Hier, ici même dans ce Journal, nous étions avec Eric Cheysson, le Docteur Cheysson de l'Institut médical français pour l'Enfant à Kaboul. Deux années d'existence pour cet Institut, 3.000 enfants opérés et énormément évidemment ont été sauvés grâce à cet Institut médical français pour l'Enfant à Kaboul. Eric Cheysson nous disait aussi, en revanche, que depuis quelques mois, pour eux, pour les étrangers, impossible de sortir de la capitale afghane, impossible de sortir de Kaboul. Les choses ne s'arrangent pas finalement... 70.000 soldats dans le pays !
R - Vous savez, les Soviétiques étaient 150.000, ils n'ont pas réussi non plus.
Mais nous ne nous battons pas contre les Afghans, nous nous battons à leurs côtés et je pense que cela va s'arranger. Eric Cheysson a raison, l'insécurité règne encore, je vous l'ai dit. Mais, en même temps, il y a de plus en plus d'Afghans impliqués et cet hôpital formidable doit être complété par de la santé publique, des soins de base.
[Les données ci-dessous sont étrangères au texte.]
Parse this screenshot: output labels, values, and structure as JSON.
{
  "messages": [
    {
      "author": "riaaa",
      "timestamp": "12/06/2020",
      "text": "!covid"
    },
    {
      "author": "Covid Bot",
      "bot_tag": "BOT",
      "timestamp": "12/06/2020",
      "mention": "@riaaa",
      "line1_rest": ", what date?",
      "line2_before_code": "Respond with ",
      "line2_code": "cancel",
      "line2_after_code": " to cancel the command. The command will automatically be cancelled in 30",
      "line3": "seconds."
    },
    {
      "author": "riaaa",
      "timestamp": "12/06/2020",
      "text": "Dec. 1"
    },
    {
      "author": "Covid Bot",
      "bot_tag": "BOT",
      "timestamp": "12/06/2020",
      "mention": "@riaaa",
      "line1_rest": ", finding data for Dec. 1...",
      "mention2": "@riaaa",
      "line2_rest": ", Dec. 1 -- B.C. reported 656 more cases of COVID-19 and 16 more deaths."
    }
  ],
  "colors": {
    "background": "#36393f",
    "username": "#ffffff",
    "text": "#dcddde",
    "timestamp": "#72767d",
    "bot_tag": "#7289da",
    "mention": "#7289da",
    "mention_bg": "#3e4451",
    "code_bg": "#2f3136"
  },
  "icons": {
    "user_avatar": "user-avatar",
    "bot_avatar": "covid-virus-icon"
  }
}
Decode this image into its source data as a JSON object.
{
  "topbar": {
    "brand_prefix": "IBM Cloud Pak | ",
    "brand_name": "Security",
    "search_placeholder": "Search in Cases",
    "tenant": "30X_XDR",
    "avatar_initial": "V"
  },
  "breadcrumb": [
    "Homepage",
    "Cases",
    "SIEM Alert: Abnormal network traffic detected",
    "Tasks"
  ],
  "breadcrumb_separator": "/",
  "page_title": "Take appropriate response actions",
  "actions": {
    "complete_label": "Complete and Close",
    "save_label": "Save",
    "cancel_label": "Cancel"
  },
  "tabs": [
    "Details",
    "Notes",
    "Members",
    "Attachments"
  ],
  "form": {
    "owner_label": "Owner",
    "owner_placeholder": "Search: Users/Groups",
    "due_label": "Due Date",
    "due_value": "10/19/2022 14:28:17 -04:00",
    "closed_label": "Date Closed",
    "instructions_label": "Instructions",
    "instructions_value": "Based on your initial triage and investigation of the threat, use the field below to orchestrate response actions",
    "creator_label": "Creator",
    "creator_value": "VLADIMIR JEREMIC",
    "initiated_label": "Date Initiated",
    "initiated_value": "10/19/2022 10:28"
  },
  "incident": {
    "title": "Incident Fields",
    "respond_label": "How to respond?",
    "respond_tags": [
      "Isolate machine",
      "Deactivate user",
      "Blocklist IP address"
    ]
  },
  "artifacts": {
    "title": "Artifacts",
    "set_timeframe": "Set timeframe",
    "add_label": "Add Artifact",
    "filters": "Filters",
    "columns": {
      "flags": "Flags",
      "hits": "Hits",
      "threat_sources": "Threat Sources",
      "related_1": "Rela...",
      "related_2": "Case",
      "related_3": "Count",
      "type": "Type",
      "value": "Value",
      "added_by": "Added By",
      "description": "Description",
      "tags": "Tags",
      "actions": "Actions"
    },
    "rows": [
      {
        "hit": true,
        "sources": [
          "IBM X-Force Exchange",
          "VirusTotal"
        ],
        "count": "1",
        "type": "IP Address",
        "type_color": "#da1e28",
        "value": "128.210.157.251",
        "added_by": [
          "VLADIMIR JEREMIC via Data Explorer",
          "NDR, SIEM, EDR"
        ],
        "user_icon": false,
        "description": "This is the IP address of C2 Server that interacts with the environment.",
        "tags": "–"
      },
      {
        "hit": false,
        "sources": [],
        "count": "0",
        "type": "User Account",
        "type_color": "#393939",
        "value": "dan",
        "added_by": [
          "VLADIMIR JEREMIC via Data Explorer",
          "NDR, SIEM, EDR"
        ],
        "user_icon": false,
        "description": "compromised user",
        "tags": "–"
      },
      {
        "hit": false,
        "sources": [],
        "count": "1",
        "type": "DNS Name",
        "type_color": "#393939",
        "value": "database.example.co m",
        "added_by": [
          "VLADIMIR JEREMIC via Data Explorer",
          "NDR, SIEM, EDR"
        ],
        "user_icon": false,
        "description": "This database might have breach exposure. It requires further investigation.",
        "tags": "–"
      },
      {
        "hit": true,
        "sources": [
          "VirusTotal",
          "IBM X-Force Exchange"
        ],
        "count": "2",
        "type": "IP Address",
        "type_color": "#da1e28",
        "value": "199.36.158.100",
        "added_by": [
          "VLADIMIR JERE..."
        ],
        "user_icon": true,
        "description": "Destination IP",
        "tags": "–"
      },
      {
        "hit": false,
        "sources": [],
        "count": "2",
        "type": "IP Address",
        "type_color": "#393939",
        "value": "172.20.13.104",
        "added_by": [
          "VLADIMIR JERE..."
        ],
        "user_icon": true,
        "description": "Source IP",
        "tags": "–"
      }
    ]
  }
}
Nous parlions de la malnutrition. Vous savez, la vraie lutte en Afghanistan, c'est la lutte contre la pauvreté. C'est l'un des pays les plus pauvres du monde. Nous parlions du niveau de malnutrition chez les enfants avec les médecins afghans qui sont là, évidemment, c'est encore trop élevé. C'est très difficile de savoir s'il y a 30 ou 40 % d'enfants souffrant de malnutrition, mais c'est une malnutrition chronique. Il est très important aussi de travailler à la base et ce sont les Afghans qui le feront. Il y a toute une éducation, toute une culture, des tas de difficultés, mais nous ferons face.
C'est le sens de ce que j'ai dit : bien sûr que nos soldats ne resteront pas éternellement. Nous n'avons pas l'intention de conquérir l'Afghanistan, d'y rester éternellement, de coloniser ce pays, pas du tout. La différence, c'est le travail aux côtés des Afghans, pour les Afghans, contre le terrorisme, contre un islamisme agressif et extrémiste que je ne confonds pas avec l'Islam modéré.
Q - Votre homologue canadien, Maxime Bernier estime que tous les outils et tous les moyens sont à présent là pour réussir à long terme en Afghanistan. Etes-vous en accord avec lui ?
R - Oui, si nous avons cette volonté de ne pas faire du "tout militaire", si nous avons cette volonté de connaître les Afghans de plus près, d'être avec eux, de les impliquer - je l'ai dit, pardon de me répéter -, de les impliquer dans ce travail quotidien et d'employer les moyens du développement afin de leur donner les moyens de se développer eux-mêmes. Il n'y aura pas de solution militaire, c'est sûr.